N.Y.Times attacks e-cigarette marketing for...marketing e-cigarettes, successfully

By ACSH Staff — Aug 30, 2013
NYTimes article tells us about the vast amount of e-cigarette advertising and marketing funding. The tone is that e-cigs are becoming more like regular cigarettes. But there is a vast difference in health risks, so more power to them.

Vaping, NOT Smoking

An article in the N.Y. Times Business section highlighted the marketing tactics of the e-cigarette business, and the sub-headline should have been Guilty, by association.

Not that the real headline was any better: E-Cigarette Makers Ads Echo Tobacco s Heyday. The news article featured quotes from the omnipresent foe of this technology and harm reduction, the Campaign for Tobacco Free Kids Matt Myers, who never met a cylindrical object he could trust. His take on the skyrocketing marketing campaigns and the commensurate accelerating sales of e-cigs now expected to soar past the $1.7 Billion mark this year went like this: It is beyond troubling that e-cigarettes are using the exact same marketing tactics [employed by Big Tobacco in the last century]...

The writer also gets input from e-cigarette marketers and that includes a representative of R.J.Reynolds new product, Vuse (an e-cig). Impressive investments in different advertising spheres are mentioned, of course. There are no comments from any professional involved in public health.
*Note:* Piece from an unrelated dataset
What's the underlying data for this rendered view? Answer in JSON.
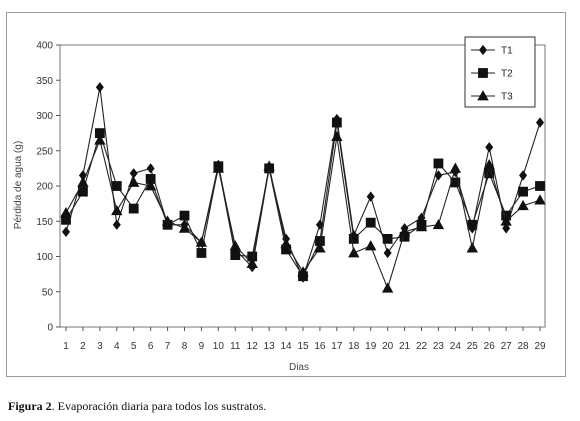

ACSH s Dr. Gilbert Ross perspective: Nowhere is the big monkey in the room mentioned: cigarette-related disease and death. Why does the Times and Matt Myers and his acolytes in the government and nonprofit world feel the need to single out e-cigarettes marketing for attack? The writer of this piece takes pains to point out that e-cigs tactics are redolent of the nefarious seductions of Big Tobacco of the 1950s. But there is a big, big difference between then, and now.

It seems that the e-cigarette marketers are doing their jobs well," Dr. Ross continues. So what? If Chevy and Nike can do so, why not e-cigarettes? No one involved in this article bothers to pay even casual attention to the public health miracle these little devices seem to be responsible for: cigarette sales are in historic declines in parallel with the upsurge in vaping. Meanwhile, 45 million Americans keep on smoking and dying, the latter at a rate of over 400,000 deaths yearly, from tobacco cigarette smoke. Vaping has harmed no one that we can identify, as of today. So, I must ask again, and not for the last time: why do Mr. Myers, Tom Frieden s CDC, Harold Wimmer s ALA, the FDA, all stand in the way of smoker s getting off deadly cigarettes via e-cigarettes? Why do they tell desperate smokers to stick with the approved NRTs, when they do not work?